How to improve holidays with children
Hey mum, let's go camping in five-star tents
Sunday 26 November 2006
My children went on a camping expedition last weekend. They spent two days pitched on the living-room floor, pretending to be explorers climbing Everest, and using every blanket and tea towel I possess in the process. I put up with it for a while because I know imaginative play is supposed to be encouraged, but I eventually decided I'd had enough - it's not easy trying to watch I'm A Celebrity with two mountain explorers navigating their way through a blizzard in the room.
Until recently, thank goodness, the land of make-believe has proved more than adequate in satisfying my kids' camping desires, but - predictably, and to my horror - they're now on at me to do the real thing, preferably on Everest, but they will settle for anywhere, as long as it is actually outdoors.
So here I am again, going against my instincts and foraging around for holidays I wouldn't dream of going on if I didn't happen to have two kids. But if I am to suffer, I'm going to do it in style - I'm looking for a camping holidays with knobs on.
So how about a tent with an en suite bathroom, for starters? I'm thrilled to report it's a real possibility. Wigmore Holidays (020-7836 4999; aspectsoftunisia.co.uk), for example, offers some amazing canvas accommodation in the wilderness. Its desert tents at Pansea Douar Ksar Ghilane in Tunisia are decorated with wrought-iron furniture and tribal throws and have en-suite showers, flushing sit-down loos, and even air- conditioning. Not exactly your genuine Bedouin experience, but I'm not complaining.
At the other end of the scale, for a simple, old-fashioned Five-Go-Mad experience, head for Herm, one of the lesser-known Channel islands. This crowd-and-car-free adventure playground, is home to some glorious beaches where children can run wild. And it boasts a rather splendid hilltop campsite: hire your own fully equipped tent, sleeping up to six, and dine in one of three decent eateries on your doorstep when you get bored with boiling beans. Book through Herm Island (01481 722377; herm-island.com).
Even if it's a city break you're after, you don't have to book into the nearest hotel. An increasing number of families now choose to sleep under canvas as a way of cutting costs and adding to the adventure, even for mini-breaks. Check out Camping Marina di Venezia with Venue Holidays (01233 629950; venueholidays.co.uk), which offers the chance to sleep on the beach near Venice in "house" tents with up to four bedrooms, just 35 minutes from St Mark's Square.
For something really different, though, why not go ski-camping? This season, Thomson Al Fresco (0870-166 0366; thomsonalfresco.co.uk) has adapted its mobile homes at Le'Escale in Grand Bornard in the French Alps to be suitable for freezing conditions, promising triple thickness insulation.

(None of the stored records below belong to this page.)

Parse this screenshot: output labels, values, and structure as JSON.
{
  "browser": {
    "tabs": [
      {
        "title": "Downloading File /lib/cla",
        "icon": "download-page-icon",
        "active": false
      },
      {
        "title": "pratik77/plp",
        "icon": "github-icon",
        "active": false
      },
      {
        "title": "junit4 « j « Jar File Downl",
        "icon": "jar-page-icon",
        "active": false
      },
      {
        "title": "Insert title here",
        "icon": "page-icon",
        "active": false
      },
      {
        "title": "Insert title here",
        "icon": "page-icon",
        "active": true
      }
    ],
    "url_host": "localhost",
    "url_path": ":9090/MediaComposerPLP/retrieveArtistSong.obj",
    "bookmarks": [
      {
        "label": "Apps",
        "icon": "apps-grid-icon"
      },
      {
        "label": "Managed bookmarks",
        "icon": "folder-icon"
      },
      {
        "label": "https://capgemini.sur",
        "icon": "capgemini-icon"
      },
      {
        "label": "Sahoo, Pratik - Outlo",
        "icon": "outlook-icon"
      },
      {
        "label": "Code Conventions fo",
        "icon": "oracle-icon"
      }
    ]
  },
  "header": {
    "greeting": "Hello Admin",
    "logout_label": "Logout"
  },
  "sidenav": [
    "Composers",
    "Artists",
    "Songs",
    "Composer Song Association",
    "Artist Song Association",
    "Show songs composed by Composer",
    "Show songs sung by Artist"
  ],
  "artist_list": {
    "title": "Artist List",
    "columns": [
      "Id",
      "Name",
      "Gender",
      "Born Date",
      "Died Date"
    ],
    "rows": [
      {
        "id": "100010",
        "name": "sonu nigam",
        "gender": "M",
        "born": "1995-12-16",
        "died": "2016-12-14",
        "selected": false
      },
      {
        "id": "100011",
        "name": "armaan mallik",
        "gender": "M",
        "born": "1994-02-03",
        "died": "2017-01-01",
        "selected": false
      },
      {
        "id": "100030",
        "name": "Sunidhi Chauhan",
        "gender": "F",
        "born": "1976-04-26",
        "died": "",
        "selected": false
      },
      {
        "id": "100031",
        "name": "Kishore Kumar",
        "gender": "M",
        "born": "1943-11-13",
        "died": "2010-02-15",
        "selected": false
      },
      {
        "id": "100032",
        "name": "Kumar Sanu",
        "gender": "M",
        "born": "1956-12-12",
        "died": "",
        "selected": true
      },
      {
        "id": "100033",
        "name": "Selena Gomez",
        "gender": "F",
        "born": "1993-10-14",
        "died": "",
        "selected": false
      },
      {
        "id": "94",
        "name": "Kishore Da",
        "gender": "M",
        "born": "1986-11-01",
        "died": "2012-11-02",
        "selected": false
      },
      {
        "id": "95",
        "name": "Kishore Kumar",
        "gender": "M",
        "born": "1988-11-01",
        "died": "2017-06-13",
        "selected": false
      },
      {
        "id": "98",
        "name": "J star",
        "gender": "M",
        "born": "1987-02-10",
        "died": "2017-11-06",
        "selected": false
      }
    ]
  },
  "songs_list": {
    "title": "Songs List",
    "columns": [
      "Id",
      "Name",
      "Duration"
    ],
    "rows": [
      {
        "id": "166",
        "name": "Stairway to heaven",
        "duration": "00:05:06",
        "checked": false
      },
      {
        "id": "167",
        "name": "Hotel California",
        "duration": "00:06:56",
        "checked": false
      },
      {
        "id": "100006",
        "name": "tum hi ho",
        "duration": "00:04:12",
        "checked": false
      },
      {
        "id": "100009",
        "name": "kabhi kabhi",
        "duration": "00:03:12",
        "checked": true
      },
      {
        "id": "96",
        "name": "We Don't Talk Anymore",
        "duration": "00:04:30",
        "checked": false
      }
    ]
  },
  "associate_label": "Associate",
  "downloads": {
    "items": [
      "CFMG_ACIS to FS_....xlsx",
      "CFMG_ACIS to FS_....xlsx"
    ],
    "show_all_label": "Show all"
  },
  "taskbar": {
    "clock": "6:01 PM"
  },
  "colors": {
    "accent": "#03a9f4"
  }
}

It may not be Everest, but with guaranteed snow and a good chance of blizzards I reckon that should keep my little mountaineers quiet for some while ...
Katy's top tip
The camping holiday I most fancy has more than a hint of luxury - a stay at the Hoopoe Yurt Hotel in Andalucia (0034 952117055; yurthotel.com) These luxurious canvas houses, each with their own meadow, offer a return to nature without forgoing the usual luxuries.